Context cache can significantly improve inference speed, reduce costs, and decrease latency for requests with identical prefixes. Here are some common use cases:

Q&A based on long text

Scenarios involving repeated requests for lengthy texts that do not change, such as stories, textbooks, and legal documents.

Messages array for the first request

messages = [{"role": "system","content": "You are an English teacher who can help students with reading comprehension."},
          {"role": "user","content": "<article content> What thoughts and feelings does the author express in this text?"}]

Messages array for subsequent requests

messages = [{"role": "system","content": "You are an English teacher who can help students with reading comprehension."},
          {"role": "user","content": "<article content> Please analysis the third paragraph of this text."}]

In this case, different questions are asked based on the same article. The shared prefix (system prompt and article content) makes user request more likely to hit the cache.

Code auto-completion
In this case, the model automatically complement code based on the context. While you are coding, the preceding part of the code remains unchanged. The feature can cache the preceding code in history to enhance the speed of completion.

Multi-round conversation

Multi-round conversations incorporate each round's dialogue into the messages array, creating consistent prefixes. This enhances the probability of cache hits.

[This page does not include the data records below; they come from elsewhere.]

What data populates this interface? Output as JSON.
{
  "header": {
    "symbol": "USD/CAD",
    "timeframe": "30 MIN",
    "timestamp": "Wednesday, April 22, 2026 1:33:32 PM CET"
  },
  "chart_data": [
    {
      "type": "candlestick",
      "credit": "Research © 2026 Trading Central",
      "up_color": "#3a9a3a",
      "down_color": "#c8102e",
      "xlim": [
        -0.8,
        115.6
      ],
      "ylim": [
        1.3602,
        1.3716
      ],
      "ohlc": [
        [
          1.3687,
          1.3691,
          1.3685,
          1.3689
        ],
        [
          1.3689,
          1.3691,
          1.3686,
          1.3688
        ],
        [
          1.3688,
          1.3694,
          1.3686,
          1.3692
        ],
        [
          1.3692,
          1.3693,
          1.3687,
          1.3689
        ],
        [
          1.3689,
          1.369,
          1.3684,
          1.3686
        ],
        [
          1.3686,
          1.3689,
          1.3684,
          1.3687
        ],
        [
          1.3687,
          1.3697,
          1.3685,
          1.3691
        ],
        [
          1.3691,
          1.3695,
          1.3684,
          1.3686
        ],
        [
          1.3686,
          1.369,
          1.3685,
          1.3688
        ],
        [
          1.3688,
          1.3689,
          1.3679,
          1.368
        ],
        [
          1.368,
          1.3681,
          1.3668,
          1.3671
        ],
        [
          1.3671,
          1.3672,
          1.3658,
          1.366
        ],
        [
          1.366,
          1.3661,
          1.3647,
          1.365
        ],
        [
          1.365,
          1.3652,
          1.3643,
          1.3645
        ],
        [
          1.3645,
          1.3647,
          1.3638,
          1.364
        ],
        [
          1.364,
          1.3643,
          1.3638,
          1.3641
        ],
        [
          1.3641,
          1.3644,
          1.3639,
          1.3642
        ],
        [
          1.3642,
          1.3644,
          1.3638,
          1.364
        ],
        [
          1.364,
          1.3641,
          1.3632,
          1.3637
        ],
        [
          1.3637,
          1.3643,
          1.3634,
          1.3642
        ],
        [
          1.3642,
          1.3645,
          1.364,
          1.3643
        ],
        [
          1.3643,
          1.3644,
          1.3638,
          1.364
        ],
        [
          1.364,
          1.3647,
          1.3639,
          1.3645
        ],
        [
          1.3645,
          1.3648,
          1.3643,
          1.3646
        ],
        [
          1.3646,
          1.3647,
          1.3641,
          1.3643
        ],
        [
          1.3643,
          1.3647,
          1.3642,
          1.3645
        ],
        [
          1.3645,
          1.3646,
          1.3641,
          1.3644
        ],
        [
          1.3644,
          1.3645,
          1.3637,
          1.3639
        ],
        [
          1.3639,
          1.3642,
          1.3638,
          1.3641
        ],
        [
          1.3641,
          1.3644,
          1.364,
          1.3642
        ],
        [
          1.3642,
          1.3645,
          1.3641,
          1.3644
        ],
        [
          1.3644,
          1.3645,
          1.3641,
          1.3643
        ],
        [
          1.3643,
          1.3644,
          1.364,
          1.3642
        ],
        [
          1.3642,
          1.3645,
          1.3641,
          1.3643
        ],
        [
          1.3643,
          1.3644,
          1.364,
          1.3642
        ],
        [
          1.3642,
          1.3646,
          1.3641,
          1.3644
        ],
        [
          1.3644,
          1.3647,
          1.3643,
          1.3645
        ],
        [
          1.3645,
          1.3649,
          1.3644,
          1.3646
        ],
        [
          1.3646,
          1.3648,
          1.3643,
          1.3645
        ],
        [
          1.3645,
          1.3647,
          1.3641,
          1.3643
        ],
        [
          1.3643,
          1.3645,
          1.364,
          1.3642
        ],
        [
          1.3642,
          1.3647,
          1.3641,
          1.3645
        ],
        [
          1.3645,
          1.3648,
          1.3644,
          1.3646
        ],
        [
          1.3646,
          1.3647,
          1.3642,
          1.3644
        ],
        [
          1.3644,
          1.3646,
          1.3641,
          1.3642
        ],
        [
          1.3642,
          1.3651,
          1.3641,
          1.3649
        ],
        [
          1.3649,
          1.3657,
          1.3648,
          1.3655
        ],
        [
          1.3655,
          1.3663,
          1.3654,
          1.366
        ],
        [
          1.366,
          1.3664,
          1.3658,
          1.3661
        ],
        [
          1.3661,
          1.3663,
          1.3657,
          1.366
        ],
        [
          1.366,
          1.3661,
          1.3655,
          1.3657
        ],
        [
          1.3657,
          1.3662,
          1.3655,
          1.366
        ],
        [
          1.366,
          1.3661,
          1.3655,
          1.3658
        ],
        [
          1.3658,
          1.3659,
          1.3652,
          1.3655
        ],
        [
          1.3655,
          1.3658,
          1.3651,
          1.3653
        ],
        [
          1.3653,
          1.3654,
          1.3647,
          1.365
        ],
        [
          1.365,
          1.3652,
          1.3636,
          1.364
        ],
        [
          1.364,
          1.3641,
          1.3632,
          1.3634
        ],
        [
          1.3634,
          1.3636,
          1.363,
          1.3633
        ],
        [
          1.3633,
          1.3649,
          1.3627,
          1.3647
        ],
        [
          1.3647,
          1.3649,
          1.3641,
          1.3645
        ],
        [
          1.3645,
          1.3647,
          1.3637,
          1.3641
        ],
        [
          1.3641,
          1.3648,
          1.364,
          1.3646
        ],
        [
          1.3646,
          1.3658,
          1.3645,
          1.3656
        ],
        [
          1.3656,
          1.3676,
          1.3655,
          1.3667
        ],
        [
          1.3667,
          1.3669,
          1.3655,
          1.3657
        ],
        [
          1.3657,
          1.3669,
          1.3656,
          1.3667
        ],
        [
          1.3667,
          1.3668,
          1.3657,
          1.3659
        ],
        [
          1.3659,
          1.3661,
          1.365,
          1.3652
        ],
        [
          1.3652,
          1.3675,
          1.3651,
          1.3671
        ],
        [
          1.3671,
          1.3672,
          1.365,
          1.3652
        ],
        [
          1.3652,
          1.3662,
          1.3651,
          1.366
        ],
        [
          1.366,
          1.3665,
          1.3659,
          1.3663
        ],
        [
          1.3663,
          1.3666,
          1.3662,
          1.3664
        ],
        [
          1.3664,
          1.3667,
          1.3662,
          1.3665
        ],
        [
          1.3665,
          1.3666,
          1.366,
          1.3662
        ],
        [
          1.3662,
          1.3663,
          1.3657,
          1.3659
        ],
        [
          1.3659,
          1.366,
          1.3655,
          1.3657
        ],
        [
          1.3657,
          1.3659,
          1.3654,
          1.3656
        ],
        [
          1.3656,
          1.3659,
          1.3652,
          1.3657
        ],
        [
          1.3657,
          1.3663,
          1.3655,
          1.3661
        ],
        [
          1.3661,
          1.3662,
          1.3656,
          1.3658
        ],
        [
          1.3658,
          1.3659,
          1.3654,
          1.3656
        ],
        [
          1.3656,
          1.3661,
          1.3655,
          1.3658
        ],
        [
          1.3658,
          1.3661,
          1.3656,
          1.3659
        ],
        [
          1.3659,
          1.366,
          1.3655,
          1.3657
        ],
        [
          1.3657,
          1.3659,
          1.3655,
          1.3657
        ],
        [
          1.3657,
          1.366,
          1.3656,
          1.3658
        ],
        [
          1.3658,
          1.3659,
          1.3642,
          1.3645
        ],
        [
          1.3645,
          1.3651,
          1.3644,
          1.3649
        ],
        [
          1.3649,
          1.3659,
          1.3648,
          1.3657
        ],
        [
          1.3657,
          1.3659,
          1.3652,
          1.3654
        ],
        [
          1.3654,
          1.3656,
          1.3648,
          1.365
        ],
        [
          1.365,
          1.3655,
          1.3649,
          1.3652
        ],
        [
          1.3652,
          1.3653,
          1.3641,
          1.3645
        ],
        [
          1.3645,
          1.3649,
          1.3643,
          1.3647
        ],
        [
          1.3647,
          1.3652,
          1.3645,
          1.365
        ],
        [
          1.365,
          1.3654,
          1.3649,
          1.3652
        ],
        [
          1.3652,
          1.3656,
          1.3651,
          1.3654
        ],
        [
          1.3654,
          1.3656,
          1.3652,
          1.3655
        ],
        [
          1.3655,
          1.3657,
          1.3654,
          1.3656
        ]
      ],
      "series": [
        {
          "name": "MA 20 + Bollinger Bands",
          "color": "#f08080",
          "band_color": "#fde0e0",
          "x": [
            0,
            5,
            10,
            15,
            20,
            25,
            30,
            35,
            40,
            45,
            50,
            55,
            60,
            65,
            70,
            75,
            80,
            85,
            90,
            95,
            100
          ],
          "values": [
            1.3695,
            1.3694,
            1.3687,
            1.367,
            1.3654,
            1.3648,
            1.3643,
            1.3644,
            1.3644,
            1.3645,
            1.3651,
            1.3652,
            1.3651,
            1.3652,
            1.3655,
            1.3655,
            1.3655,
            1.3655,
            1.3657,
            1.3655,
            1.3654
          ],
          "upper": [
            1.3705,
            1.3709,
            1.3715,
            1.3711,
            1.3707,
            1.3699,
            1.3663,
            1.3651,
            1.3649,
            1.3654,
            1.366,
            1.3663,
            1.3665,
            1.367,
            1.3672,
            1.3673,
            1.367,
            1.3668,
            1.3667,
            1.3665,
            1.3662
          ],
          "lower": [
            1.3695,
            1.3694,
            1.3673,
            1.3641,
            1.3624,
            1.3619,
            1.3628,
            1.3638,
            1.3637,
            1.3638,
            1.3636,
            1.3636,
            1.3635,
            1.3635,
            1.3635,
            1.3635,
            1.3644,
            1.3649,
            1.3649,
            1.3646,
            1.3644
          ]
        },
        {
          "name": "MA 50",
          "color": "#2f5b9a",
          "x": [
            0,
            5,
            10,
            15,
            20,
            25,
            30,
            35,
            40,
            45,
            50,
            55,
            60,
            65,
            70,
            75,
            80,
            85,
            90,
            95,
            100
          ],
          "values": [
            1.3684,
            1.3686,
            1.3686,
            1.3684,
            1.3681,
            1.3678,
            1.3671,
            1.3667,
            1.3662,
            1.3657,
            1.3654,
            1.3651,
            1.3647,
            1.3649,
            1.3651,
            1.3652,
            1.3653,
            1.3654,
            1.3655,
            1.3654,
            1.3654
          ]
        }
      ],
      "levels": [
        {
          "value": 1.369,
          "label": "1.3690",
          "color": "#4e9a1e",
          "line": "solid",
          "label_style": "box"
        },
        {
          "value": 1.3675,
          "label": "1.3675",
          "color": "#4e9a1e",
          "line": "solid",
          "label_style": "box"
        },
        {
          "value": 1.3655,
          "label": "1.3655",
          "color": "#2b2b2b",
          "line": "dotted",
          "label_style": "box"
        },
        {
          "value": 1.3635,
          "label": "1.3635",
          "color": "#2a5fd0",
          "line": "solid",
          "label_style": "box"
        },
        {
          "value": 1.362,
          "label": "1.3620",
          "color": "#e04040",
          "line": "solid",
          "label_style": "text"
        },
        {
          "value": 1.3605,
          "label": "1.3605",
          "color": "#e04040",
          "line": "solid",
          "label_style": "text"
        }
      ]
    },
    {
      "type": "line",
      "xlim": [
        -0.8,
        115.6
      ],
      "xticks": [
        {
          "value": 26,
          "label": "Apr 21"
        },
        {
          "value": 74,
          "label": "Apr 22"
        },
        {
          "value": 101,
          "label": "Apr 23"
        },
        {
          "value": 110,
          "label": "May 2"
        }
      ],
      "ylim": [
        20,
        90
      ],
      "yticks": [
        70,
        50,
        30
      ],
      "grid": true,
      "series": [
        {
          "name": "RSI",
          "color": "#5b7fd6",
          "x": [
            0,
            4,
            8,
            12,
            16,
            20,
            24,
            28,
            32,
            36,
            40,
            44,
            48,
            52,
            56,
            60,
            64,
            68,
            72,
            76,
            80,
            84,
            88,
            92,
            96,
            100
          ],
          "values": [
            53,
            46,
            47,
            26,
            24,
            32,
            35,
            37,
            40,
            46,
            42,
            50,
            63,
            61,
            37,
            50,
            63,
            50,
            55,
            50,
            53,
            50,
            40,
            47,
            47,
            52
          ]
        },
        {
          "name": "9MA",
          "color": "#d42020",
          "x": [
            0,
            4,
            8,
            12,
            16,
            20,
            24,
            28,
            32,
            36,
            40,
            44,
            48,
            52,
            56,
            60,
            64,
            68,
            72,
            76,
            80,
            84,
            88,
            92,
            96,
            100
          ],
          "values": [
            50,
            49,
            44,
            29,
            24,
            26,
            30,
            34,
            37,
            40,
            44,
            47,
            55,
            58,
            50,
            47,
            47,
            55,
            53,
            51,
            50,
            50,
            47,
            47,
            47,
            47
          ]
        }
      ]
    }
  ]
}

Messages array for the first round

messages=[{"role": "system","content": "You are a helpful assistant."},
          {"role": "user","content": "Who are you?"}]

Messages array for the second round

messages=[{"role": "system","content": "You are a helpful assistant."},
          {"role": "user","content": "Who are you?"},
          {"role": "assistant","content": "I am Qwen, developed by Alibaba Cloud."},
          {"role": "user","content": "What can you do?"}]

The speed and cost benefits of context cache become more evident as conversation rounds increase.

Role-playing or few-shot learning

These scenarios often require extensive prompts to guide the model's output, leading to repeated prefix information across requests.

For example, to role-play a marketing expert, the system prompt may contain extensive text.

Messages array for two requests

system_prompt = """You are an experienced marketing expert. Please provide detailed marketing suggestions for different products in the following format:

1. Target audience: xxx

2. Key selling points: xxx

3. Marketing channels: xxx
...
12. Long-term development strategy: xxx

Please ensure your suggestions are specific, actionable, and highly relevant to the product features."""

# User message for the first request asking about a smartwatch
messages_1=[
  {"role": "system", "content": system_prompt},
  {"role": "user", "content": "Please provide marketing suggestions for a newly launched smartwatch."}
]

# User message for the second request asking about a laptop, with a high probability of hitting the Cache due to the same system_prompt
messages_2=[
  {"role": "system", "content": system_prompt},
  {"role": "user", "content": "Please provide marketing suggestions for a newly launched laptop."}
]

Context Cache allows for swift responses even if the user changes the product type frequently, in this case, from smartwatch to laptop.